Two companies agreed to a $41 million real estate transaction. However, before the transaction closed, the sellers refinanced the properties in such a way that the buyer would have to assume the seller’s loans. Litigation ensued, with the buyer claiming this maneuver violated the terms of the deal, and the seller claiming that the buyer knew about this upcoming change all along. As such, email messages between the parties during the transaction became critical. However, in the course of discovery, the buyer and their lawyer repeatedly failed to fully search and produce email evidence, and failed to do so in a timely manner. As such, the court fined the buyer – and its lawyers.[ii]
1.2 What went wrong?
The failure to promptly and comprehensively produce required email evidence in this case appeared to come down to a failure on the part of the buyer’s lawyer to fully understand how his client’s email system worked, i.e., where, how and for long email messages were stored. The lawyer also appeared to have little knowledge about the contents of his client’s email policies. Although responsive messages were eventually produced, final production took over 22 months, and was ultimately the basis for the court’s sanctions. In the court’s view, “while the delays in discovery were not caused by any intentional behavior, [the buyer and their lawyer’s] did not fulfill [their] obligation to find all sources of relevant documents in a timely manner,” and thus sanctions were warranted. In this case, it appears that the delays were exacerbated by a series of issues, including:
- Messages that employees moved to archive and deleted items folders were not initially searched, although such messages remained on the email system.
- The sellers questioned the efficacy of the buyer’s email production efforts, as the sellers had several messages in their possession from the buyer’s employees that the buyers had not produced.

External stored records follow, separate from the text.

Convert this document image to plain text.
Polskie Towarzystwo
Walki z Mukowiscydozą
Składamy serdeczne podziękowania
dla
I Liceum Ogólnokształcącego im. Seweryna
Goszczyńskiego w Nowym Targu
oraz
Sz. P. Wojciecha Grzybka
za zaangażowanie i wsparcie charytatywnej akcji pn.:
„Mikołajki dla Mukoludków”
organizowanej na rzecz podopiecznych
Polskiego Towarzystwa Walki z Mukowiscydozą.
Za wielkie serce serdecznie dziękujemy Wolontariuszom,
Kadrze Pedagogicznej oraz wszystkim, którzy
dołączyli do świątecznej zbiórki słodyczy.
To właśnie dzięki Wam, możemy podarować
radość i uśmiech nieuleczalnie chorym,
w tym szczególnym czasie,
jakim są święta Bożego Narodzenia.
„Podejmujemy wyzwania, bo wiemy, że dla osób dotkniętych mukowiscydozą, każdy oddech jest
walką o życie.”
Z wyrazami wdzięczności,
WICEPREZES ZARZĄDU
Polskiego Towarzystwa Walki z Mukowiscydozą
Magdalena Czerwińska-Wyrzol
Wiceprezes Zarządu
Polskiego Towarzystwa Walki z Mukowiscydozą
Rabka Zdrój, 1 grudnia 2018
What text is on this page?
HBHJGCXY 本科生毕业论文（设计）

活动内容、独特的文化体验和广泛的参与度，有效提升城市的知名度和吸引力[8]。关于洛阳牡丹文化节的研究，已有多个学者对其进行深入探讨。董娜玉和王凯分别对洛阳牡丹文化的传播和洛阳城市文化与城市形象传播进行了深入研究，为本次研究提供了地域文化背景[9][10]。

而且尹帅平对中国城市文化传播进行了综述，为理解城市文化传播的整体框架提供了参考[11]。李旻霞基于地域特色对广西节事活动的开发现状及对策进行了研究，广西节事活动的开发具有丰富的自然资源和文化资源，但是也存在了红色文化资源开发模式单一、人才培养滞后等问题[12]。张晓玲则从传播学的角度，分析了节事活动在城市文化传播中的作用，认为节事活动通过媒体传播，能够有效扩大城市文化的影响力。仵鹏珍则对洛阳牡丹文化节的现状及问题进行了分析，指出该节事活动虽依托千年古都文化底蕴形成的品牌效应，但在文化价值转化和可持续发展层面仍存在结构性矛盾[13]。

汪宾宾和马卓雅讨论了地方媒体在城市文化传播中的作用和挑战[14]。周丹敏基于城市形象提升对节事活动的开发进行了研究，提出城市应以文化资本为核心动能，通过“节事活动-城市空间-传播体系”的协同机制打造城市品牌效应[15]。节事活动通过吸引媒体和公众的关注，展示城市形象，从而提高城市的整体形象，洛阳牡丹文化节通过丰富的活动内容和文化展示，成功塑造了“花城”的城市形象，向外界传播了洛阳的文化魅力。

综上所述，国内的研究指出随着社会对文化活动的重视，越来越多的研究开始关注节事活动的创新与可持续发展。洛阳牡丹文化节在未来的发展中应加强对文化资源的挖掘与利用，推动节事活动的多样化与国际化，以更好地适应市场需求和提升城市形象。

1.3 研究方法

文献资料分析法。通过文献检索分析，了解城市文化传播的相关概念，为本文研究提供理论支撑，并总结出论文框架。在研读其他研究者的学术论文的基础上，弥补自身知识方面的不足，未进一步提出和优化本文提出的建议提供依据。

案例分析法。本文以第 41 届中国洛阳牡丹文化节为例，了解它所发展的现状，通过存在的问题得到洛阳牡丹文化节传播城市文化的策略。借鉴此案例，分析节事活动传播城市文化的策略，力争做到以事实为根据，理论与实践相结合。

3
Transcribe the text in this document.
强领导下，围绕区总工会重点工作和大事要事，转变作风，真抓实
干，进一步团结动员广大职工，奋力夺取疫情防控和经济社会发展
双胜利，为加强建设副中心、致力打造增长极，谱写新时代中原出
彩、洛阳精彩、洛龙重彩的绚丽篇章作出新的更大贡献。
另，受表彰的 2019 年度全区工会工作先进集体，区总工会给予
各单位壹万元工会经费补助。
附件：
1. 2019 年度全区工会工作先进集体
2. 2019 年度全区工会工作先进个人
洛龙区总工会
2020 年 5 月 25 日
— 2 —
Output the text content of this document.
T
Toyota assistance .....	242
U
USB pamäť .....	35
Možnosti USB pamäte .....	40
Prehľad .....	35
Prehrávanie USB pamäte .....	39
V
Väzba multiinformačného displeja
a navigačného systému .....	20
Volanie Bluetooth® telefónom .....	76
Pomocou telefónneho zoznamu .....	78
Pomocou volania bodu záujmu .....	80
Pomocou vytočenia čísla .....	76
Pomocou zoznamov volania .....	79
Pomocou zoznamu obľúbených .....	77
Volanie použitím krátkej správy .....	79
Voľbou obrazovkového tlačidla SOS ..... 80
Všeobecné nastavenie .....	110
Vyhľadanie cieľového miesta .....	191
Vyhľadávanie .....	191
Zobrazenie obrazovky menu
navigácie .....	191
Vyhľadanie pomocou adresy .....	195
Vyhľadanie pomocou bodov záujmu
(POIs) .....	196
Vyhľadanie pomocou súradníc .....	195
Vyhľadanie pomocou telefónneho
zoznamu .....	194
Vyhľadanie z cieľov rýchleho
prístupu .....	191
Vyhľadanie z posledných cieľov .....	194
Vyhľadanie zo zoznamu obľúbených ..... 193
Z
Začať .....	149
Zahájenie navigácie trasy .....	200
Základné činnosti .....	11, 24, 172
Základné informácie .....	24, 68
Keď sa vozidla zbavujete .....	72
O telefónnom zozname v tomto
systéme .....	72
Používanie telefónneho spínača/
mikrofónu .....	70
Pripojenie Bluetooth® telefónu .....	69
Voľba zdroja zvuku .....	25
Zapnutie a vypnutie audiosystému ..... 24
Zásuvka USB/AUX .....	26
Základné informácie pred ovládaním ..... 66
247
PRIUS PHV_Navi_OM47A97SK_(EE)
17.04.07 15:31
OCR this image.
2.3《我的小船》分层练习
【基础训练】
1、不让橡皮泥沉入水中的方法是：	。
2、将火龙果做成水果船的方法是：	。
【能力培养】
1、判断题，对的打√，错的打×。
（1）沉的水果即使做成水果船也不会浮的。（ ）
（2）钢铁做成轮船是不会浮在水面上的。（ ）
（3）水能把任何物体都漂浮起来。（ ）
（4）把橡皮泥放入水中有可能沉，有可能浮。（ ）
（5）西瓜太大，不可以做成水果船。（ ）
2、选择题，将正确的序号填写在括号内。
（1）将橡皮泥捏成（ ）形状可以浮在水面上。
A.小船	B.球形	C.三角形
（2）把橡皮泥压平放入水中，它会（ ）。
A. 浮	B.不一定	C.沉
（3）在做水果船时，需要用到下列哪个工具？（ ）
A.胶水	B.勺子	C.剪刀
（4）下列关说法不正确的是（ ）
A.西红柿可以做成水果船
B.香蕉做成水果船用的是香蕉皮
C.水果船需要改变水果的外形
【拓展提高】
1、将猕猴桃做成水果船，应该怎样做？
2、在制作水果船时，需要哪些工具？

- Even when a forensics expert was hired to conduct further investigation into responsive email, he was not told about the archive folders, and thus did not search them. Subsequent searches of the archive folders revealed thousands of additional responsive messages.
1.3 What can we learn?
The time to learn about the intricacies of your email system is not during litigation. The buyers in this case dodged a bullet of even more severe sanctions including the complete dismissal of the case. Their lack of knowledge about their own email system caused them to inadvertently flirt without outright spoliation, which would not have helped their cause in the face of a judge already tired of the frequent production delays.
We can draw an important lesson from this case. In this example, the sellers produced messages sent to them by the buyer, yet according to the court, the buyer failed to produce those same messages. This understandably raised serious questions about 1) the efficacy of the buyer’s information governance program, and 2) whether or not they were intentionally hiding these messages, as the seller claimed. This teaches us that even small failures in one area of our information governance program can cast all of our efforts in a bad light and reduce the persuasiveness of our case.
Other lessons from this case include:
- Formalize and document. Ensure that the operation of your email system is fully and accurately documented. This includes practices related to the retention, preservation, and deletion of email from the system and related systems including those responsible for backup, archiving, and records management.
- Work with your email experts. Ensure that email administrators provide the information that senior IT management needs to understand the email system, and that this information is understood by counsel.